Haddad: We are immensely stronger when we pull together
Two men were out on the ocean in a boat.
One of them began drilling in the bottom of the boat, and the other, aghast, said, “What are you doing? Stop drilling!”
And the first man replied, “It’s all right. I’m only drilling on my side.”
There may be times when you feel like that man in the boat. You may be doing all you can to keep your vessel afloat and chart a good course to home port, but the actions of another might become counterproductive.
This might happen within a marriage, among sets of friends, with coworkers or within our nation’s political parties — some may be rowing with all their strength, while others seem to be inadvertently drilling holes.
As a nation, community or as members of a family, we are immensely stronger when we pull together and are committed to teamwork.
Years ago I read about a Canadian competition during which huge Clydesdale workhorses are hitched to a special sled that allows weights to be added to measure the horses’ strength. During one such competition the winning horse pulled about 8,000 pounds, while the second-place finisher pulled 7,000 pounds.
The competition also includes a team-pulling event, and it turned out that during that year’s competition one of the teams consisted of the first- and second-place finishers from the individual pulling event.
It would stand to reason that if you put them together, they should be able to pull about 15,000 pounds. But when the two horses were hitched together they managed to pull a sled weighing 33,000 pounds — more than four times the amount each could pull individually.
The concept of this illustration is known as the Two-Horse Rule. The basic explanation of the rule is this — a two-horse team will pull their own weight plus the weight of their interaction.
Obviously the weight a horse or team can pull depends largely on their build and breed, just as for people. Draft horses (like Clydesdales, Shires, Belgians or Percherons) can pull much, much heavier loads than say a Thoroughbred or a Quarter Horse. But no matter the exact physics, there have been some truly phenomenal weights moved when horses (and people) are yoked together and pull as a team.

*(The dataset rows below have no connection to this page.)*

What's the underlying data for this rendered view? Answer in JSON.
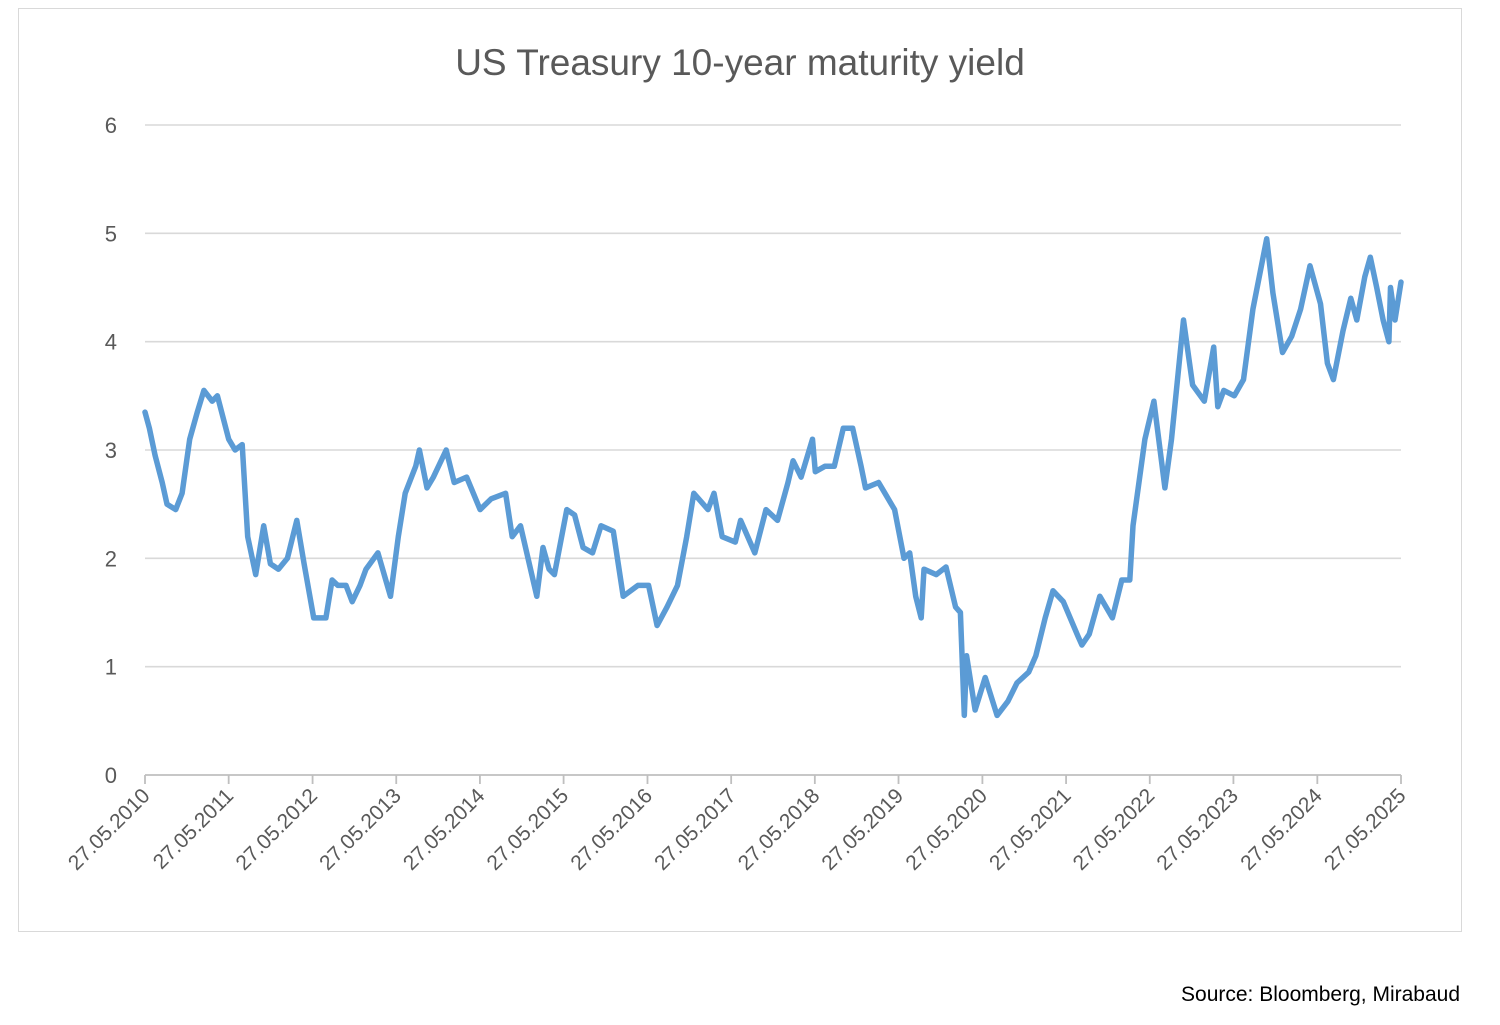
{
  "chart_data": {
    "type": "line",
    "title": "US Treasury 10-year maturity yield",
    "xlabel": "",
    "ylabel": "",
    "ylim": [
      0,
      6
    ],
    "yticks": [
      0,
      1,
      2,
      3,
      4,
      5,
      6
    ],
    "xlim": [
      "2010-05-27",
      "2025-05-27"
    ],
    "xticks": [
      "27.05.2010",
      "27.05.2011",
      "27.05.2012",
      "27.05.2013",
      "27.05.2014",
      "27.05.2015",
      "27.05.2016",
      "27.05.2017",
      "27.05.2018",
      "27.05.2019",
      "27.05.2020",
      "27.05.2021",
      "27.05.2022",
      "27.05.2023",
      "27.05.2024",
      "27.05.2025"
    ],
    "grid": "horizontal",
    "legend": "none",
    "line_color": "#5b9bd5",
    "series": [
      {
        "x": [
          "2010-05-27",
          "2010-06-15",
          "2010-07-10",
          "2010-08-10",
          "2010-08-31",
          "2010-10-08",
          "2010-11-05",
          "2010-12-08",
          "2011-01-10",
          "2011-02-08",
          "2011-03-16",
          "2011-04-08",
          "2011-05-27",
          "2011-06-24",
          "2011-07-25",
          "2011-08-18",
          "2011-09-22",
          "2011-10-27",
          "2011-11-25",
          "2011-12-30",
          "2012-02-07",
          "2012-03-19",
          "2012-04-20",
          "2012-06-01",
          "2012-07-24",
          "2012-08-20",
          "2012-09-14",
          "2012-10-20",
          "2012-11-16",
          "2012-12-20",
          "2013-01-15",
          "2013-03-08",
          "2013-05-02",
          "2013-06-05",
          "2013-07-05",
          "2013-08-20",
          "2013-09-05",
          "2013-10-08",
          "2013-11-05",
          "2013-12-31",
          "2014-02-04",
          "2014-03-30",
          "2014-05-28",
          "2014-07-15",
          "2014-09-16",
          "2014-10-15",
          "2014-11-20",
          "2015-01-30",
          "2015-02-26",
          "2015-03-25",
          "2015-04-17",
          "2015-06-10",
          "2015-07-14",
          "2015-08-20",
          "2015-09-30",
          "2015-11-06",
          "2015-12-30",
          "2016-02-11",
          "2016-04-15",
          "2016-06-01",
          "2016-07-08",
          "2016-08-20",
          "2016-10-05",
          "2016-11-14",
          "2016-12-15",
          "2017-02-15",
          "2017-03-13",
          "2017-04-18",
          "2017-06-14",
          "2017-07-07",
          "2017-09-07",
          "2017-10-26",
          "2017-12-15",
          "2018-01-30",
          "2018-02-21",
          "2018-03-28",
          "2018-05-17",
          "2018-05-29",
          "2018-07-10",
          "2018-08-20",
          "2018-09-28",
          "2018-11-08",
          "2018-12-15",
          "2019-01-03",
          "2019-03-01",
          "2019-05-10",
          "2019-06-20",
          "2019-07-15",
          "2019-08-10",
          "2019-09-03",
          "2019-09-15",
          "2019-11-08",
          "2019-12-20",
          "2020-01-31",
          "2020-02-21",
          "2020-03-09",
          "2020-03-19",
          "2020-04-25",
          "2020-06-08",
          "2020-07-30",
          "2020-09-15",
          "2020-10-25",
          "2020-12-15",
          "2021-01-15",
          "2021-02-25",
          "2021-03-31",
          "2021-05-15",
          "2021-07-18",
          "2021-08-04",
          "2021-09-05",
          "2021-10-21",
          "2021-12-15",
          "2022-01-25",
          "2022-03-01",
          "2022-03-15",
          "2022-05-06",
          "2022-06-14",
          "2022-08-01",
          "2022-08-30",
          "2022-10-21",
          "2022-11-30",
          "2023-01-20",
          "2023-03-02",
          "2023-03-20",
          "2023-04-15",
          "2023-05-31",
          "2023-07-10",
          "2023-08-20",
          "2023-10-19",
          "2023-11-15",
          "2023-12-27",
          "2024-02-05",
          "2024-03-15",
          "2024-04-25",
          "2024-06-10",
          "2024-07-10",
          "2024-08-05",
          "2024-09-16",
          "2024-10-20",
          "2024-11-15",
          "2024-12-20",
          "2025-01-13",
          "2025-02-10",
          "2025-03-10",
          "2025-04-04",
          "2025-04-11",
          "2025-05-01",
          "2025-05-27"
        ],
        "y": [
          3.35,
          3.2,
          2.95,
          2.7,
          2.5,
          2.45,
          2.6,
          3.1,
          3.35,
          3.55,
          3.45,
          3.5,
          3.1,
          3.0,
          3.05,
          2.2,
          1.85,
          2.3,
          1.95,
          1.9,
          2.0,
          2.35,
          1.95,
          1.45,
          1.45,
          1.8,
          1.75,
          1.75,
          1.6,
          1.75,
          1.9,
          2.05,
          1.65,
          2.2,
          2.6,
          2.85,
          3.0,
          2.65,
          2.75,
          3.0,
          2.7,
          2.75,
          2.45,
          2.55,
          2.6,
          2.2,
          2.3,
          1.65,
          2.1,
          1.9,
          1.85,
          2.45,
          2.4,
          2.1,
          2.05,
          2.3,
          2.25,
          1.65,
          1.75,
          1.75,
          1.38,
          1.55,
          1.75,
          2.2,
          2.6,
          2.45,
          2.6,
          2.2,
          2.15,
          2.35,
          2.05,
          2.45,
          2.35,
          2.7,
          2.9,
          2.75,
          3.1,
          2.8,
          2.85,
          2.85,
          3.2,
          3.2,
          2.85,
          2.65,
          2.7,
          2.45,
          2.0,
          2.05,
          1.65,
          1.45,
          1.9,
          1.85,
          1.92,
          1.55,
          1.5,
          0.55,
          1.1,
          0.6,
          0.9,
          0.55,
          0.68,
          0.85,
          0.95,
          1.1,
          1.45,
          1.7,
          1.6,
          1.28,
          1.2,
          1.3,
          1.65,
          1.45,
          1.8,
          1.8,
          2.3,
          3.1,
          3.45,
          2.65,
          3.1,
          4.2,
          3.6,
          3.45,
          3.95,
          3.4,
          3.55,
          3.5,
          3.65,
          4.3,
          4.95,
          4.45,
          3.9,
          4.05,
          4.3,
          4.7,
          4.35,
          3.8,
          3.65,
          4.1,
          4.4,
          4.2,
          4.6,
          4.78,
          4.5,
          4.2,
          4.0,
          4.5,
          4.2,
          4.55
        ]
      }
    ]
  },
  "source": "Source: Bloomberg, Mirabaud"
}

As we have seen in recent years, pride often gets in the way of effective teamwork. Someone may feel that he or she does not need to pull with others. They may get caught up in identifying WHO is right, instead of collaborating and working together to do WHAT is right. The best leaders I have ever known understood the need to pull together no matter your position or station in life.
There is a story told that may have lost some historical accuracy over the years but is generally accepted to be based on a true incident.

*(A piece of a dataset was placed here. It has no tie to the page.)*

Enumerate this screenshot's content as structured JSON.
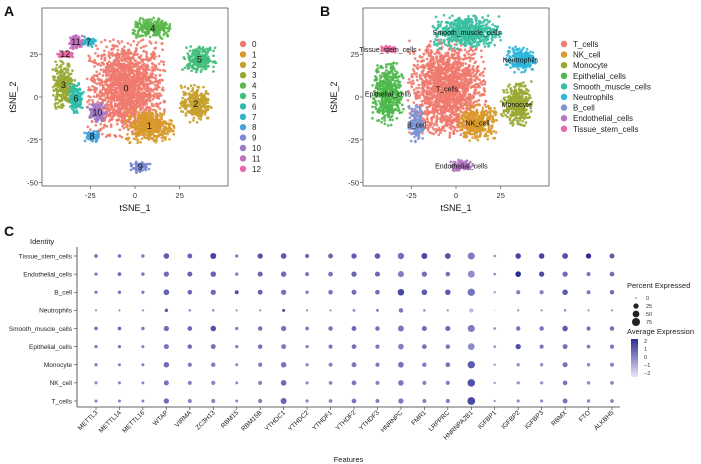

The tale that dates back more than 200 years tells of a man in civilian clothes riding his horse past a group of weary soldiers digging a trench in a defensive position near a battlefield. The men looked exhausted and downtrodden. The commanding officer was shouting out orders but made no effort to help. He threatened punishment if the work was not completed by the afternoon’s demanded deadline.
“Why are you are not helping?” asked the stranger.
“Because I am the leader of this unit. These men do as I tell them because they know I am in charge,” the officer relied, adding, “Get down there and help them yourself if you feel so strongly about it.”
To the officer’s surprise, the stranger dismounted his horse and helped the men until the job was completed.
Before leaving, the stranger thanked and encouraged the men for their good work, and approached their commanding officer.
“The next time your rank prevents you from supporting your men, I will provide a more permanent solution,” the stranger told the unit leader.
Up close, the officer now recognized General George Washington, who chose to lead by example and teamwork rather than with pride, fear and power.
What humanity needs right now are more people willing to set pride aside and help others stay afloat, and less people drilling holes.